Chapter 3
Author POV
Ibu kota Italia, Roma. Roma adalah sebuah kota dan komune khusus di Italia. Dengan 2,9 juta penduduk dalam wilayah seluas 1.285 km², Roma juga merupakan komune terpadat dan terbesar di negara tersebut serta kota terpadat keempat di Uni Eropa menurut jumlah populasi di dalam batas kota.
Dan di kota ini adalah tempat asrama karantinamu berada. Lebih tepatnya berada di pinggiran ibu kota dan berada di perbatasan pada kota seberang, yang jauh dari panggung besar unruk kompetisi piano yang ada di tengah-tengah kota.
Lalu, alasan penempatan asrama peserta perwakilan kompetisi berada di perbatasan ibu kota adalah dengan tujuan agar pengawalan dan pemantauan dapat dilakukan secara maksimal dan menyeluruh; penggemar fanatik sering datang secara tiba-tiba, bergerombol, dan sulit ditangani karena terlalu heboh.
Dan kini di salah satu ruangan asrama, melodi piano menjadi penguasa mutlak pada ruangan tersebut. Tidak ada sedikitpun keheningan yang diizinkan tuk berdiam diri di sana kala tiap-tiap melodi dari tuts piano yang kamu curahkan melalui jari-jari lentik dan terlatihmu itu menekan tiap tuts piano non-stop.
Seperti minimarket.
Sama sekali bukan candaan, kamu benar-benar tidak menghentikan latihan piano selama 14 jam berturut-turut. Sementara sisa waktu yang kamu manfaatkan berupaーsepuluh jam tersisaーdelapan jam waktu tidur dan dua jam waktu istirahat sekaligus meluangkan waktu untuk makan atau mengabari kerabatmu yang ada di Jepang.
Kamu mulai rutin mengaransemen lagumu yang harus selesaiーmaksimal satu hari sebelum kompetisiーtiap jam tujuh pagi sampai jam sembilan malam.
Meski sesekali permainan pianomu terhenti karena kamu mendapatkan secuil inspirasi, kamu mulai merasa jenuh dengan semua ini. Waktu berjalan terasa begitu lambat, tetapi sekaligus begitu cepat. Waktu karantina sudah melalui setengah perjalanan, 1 minggu lagi sampai kompetisi piano diselenggarakan. Sementara waktu terasa begitu singkat karena kamu belum bisa menyelesaikan lagumu, waktu juga terasa begitu lambat karena kamu menunggu saat-saat tampil di kompetisi nanti.

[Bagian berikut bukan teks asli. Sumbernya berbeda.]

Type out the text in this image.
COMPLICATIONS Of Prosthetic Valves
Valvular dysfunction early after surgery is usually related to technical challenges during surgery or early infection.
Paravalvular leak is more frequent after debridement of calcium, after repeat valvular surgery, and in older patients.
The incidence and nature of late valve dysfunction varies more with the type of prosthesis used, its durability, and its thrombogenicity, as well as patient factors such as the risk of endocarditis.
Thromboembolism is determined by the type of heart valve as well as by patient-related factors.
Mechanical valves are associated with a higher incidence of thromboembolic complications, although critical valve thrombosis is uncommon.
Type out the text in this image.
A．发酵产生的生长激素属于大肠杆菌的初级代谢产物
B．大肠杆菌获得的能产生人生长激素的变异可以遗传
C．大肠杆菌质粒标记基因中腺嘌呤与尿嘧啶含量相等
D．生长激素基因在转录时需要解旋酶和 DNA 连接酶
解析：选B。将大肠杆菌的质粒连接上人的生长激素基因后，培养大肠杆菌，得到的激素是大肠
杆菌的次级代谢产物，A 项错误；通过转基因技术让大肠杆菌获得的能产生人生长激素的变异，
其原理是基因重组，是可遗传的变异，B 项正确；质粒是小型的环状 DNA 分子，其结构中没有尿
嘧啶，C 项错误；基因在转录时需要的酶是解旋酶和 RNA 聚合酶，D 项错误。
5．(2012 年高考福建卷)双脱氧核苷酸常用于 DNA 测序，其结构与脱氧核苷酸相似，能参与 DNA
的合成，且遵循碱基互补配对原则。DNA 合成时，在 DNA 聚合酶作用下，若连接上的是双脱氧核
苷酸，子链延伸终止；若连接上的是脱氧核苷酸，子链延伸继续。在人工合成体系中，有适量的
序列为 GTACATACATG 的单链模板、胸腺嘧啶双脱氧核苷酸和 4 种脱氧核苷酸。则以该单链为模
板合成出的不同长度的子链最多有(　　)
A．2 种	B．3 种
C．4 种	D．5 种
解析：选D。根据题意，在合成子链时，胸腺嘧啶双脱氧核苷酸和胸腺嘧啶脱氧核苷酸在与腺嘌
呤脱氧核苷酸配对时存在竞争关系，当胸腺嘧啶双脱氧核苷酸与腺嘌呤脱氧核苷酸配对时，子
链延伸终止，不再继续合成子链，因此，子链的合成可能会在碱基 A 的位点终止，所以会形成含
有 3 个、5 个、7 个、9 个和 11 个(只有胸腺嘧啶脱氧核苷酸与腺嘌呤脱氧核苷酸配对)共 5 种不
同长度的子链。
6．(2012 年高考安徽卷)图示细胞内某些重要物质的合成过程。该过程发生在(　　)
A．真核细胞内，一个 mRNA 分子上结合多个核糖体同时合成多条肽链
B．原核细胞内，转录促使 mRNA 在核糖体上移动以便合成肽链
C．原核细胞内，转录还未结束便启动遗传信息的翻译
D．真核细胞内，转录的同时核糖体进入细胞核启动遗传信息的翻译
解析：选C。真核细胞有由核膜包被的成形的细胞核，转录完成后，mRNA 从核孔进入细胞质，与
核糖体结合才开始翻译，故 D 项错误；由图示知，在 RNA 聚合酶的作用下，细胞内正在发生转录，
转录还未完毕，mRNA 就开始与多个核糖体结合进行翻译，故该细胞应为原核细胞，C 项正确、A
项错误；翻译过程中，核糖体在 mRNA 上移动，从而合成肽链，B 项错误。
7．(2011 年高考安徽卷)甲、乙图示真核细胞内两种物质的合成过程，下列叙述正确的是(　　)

Kamu takut, apakah kamu bisa menyelesaikannya tepat waktu dan sesuai jadwal. Dan kamu juga takut saat-saat di mana kamu harus berdiri di atas panggung nanti. Panggung besar yang sangat menantikan dan menjadi saksi bisu aksi dari calon pemenang.
Namun, perlahan kamu pun berpikir dengan baik, bisa berdiri di panggung yang sama dengan para orang-orang hebatーpemenangーitu sudah bagus, 'kan?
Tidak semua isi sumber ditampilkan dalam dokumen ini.